Which brings me to all my Dharma siblings within the various sanghas I have had the privilege to practice with: my home sangha at The Energy Center; the larger Community of Mindfulness; the Order of Interbeing; The Buddhist Society for Compassionate Wisdom, especially my fellow Dharma student trainees in the Maitreya Seminary; the sangha of the Mountain and Rivers Order at Zen Mountain Monastery; and the Maha-Kula of the Yoga Research and Education Center’s first training program. Among this last group, I would be remiss not to specifically acknowledge Lissa O’Malley, Maureen Clyne, and Sandra Pleasants for their helpful suggestions. May we long practice joyfully together.

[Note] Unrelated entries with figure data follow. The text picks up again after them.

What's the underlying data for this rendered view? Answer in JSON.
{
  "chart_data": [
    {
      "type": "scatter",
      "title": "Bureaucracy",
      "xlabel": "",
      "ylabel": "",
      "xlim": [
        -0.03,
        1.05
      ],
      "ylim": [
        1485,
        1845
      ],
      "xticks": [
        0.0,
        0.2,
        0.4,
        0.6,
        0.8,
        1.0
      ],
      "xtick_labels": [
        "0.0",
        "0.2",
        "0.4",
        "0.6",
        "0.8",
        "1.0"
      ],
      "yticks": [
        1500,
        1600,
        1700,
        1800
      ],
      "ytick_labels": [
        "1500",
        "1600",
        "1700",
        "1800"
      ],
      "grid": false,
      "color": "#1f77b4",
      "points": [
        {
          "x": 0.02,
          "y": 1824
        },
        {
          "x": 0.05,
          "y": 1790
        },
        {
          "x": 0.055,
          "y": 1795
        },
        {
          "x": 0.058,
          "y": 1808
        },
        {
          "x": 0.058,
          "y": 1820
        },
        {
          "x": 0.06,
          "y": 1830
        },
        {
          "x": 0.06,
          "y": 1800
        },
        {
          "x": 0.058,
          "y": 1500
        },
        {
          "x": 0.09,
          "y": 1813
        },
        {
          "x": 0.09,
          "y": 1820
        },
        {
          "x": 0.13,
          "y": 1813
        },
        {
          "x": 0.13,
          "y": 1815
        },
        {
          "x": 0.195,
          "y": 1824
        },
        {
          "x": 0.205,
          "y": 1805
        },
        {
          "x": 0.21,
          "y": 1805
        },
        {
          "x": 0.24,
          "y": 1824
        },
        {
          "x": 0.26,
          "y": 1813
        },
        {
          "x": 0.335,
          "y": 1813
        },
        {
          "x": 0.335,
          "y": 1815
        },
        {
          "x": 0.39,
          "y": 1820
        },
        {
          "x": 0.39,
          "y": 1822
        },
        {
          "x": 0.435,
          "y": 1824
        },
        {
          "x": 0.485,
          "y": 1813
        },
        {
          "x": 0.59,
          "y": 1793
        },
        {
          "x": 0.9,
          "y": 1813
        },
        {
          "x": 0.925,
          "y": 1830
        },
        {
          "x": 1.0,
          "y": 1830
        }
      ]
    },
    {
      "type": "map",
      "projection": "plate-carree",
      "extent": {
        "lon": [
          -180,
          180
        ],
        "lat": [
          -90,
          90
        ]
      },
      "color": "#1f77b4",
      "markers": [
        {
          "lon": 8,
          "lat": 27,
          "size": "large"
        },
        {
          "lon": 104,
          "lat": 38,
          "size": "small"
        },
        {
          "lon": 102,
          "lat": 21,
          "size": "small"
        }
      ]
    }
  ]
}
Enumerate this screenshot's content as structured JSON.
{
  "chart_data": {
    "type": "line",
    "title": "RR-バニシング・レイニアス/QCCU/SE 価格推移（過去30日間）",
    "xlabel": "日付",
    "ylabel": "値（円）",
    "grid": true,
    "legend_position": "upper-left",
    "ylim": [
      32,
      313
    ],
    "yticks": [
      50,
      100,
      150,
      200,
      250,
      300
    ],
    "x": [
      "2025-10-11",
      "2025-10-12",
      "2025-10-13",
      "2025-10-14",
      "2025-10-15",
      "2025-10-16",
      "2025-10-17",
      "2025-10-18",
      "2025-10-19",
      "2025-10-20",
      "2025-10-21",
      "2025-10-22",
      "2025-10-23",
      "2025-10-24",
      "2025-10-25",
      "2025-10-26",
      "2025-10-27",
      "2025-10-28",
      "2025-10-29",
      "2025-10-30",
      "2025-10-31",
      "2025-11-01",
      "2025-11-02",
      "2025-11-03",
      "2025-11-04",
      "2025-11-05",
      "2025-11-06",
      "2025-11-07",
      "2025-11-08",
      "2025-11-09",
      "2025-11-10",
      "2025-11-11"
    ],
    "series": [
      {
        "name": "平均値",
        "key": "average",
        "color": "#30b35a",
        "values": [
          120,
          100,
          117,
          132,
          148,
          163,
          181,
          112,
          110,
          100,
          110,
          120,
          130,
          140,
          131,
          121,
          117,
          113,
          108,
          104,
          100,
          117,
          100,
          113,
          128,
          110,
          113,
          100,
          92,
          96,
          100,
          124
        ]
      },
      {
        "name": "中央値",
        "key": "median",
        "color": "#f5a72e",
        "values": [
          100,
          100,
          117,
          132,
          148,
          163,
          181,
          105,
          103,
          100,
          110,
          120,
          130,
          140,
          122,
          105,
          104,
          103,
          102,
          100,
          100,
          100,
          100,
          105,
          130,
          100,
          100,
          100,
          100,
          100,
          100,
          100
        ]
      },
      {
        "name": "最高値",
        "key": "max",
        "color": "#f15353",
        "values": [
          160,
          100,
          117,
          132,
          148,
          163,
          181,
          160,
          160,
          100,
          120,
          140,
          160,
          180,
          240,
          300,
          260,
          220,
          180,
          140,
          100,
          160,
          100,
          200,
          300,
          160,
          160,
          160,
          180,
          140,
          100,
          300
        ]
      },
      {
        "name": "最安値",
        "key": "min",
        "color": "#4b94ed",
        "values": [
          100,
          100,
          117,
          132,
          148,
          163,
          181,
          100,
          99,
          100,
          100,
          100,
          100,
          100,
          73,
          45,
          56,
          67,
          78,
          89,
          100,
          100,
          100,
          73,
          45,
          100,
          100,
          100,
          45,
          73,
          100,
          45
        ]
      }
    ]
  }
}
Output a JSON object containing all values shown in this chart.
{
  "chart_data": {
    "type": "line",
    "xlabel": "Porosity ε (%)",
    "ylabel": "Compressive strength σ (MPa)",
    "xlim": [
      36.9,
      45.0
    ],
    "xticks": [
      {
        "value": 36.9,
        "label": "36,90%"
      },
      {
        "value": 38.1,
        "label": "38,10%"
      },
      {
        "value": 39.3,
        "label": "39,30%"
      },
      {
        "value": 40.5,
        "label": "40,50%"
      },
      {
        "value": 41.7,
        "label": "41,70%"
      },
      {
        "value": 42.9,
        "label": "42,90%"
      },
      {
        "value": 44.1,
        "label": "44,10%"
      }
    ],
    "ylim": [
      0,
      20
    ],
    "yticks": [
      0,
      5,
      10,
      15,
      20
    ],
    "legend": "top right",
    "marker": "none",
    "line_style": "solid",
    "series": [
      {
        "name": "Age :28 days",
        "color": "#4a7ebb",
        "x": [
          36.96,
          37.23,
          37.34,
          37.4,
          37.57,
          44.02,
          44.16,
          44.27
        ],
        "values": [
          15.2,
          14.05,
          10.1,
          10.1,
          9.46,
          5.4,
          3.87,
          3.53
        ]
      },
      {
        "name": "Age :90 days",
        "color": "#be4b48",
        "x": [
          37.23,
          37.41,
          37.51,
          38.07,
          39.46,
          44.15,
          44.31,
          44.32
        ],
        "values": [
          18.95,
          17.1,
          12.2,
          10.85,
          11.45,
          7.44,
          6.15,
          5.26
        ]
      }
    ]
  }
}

Other communities I wish to thank for their commitment to practice include The One Spirit Interfaith Seminary, The New Seminary, The Long Island Yoga Association, and The New York Yoga Association. Additionally, I wish to offer my gratitude to the Farm Sanctuary, whose mission is to rescue and protect abused farm animals, sentient beings all, to educate the public about the atrocities of “factory farming,” and to campaign for the ending of abusive animal agricultural practices.
I especially wish to acknowledge and thank the following for the deep and lasting influence they have had on my life: Joanne Politis, Donnah Hartz, Janette O’Sullivan, Mary Mullaly, Maria Bonilla, Pat Conaty, Sam Harrison, Dawn D’Arcy, Stuffy Shmitt, Sheila McGurk, Susan Chaney, Danette Koke, Roberta Wall, and San’ga Monica Weinheimer.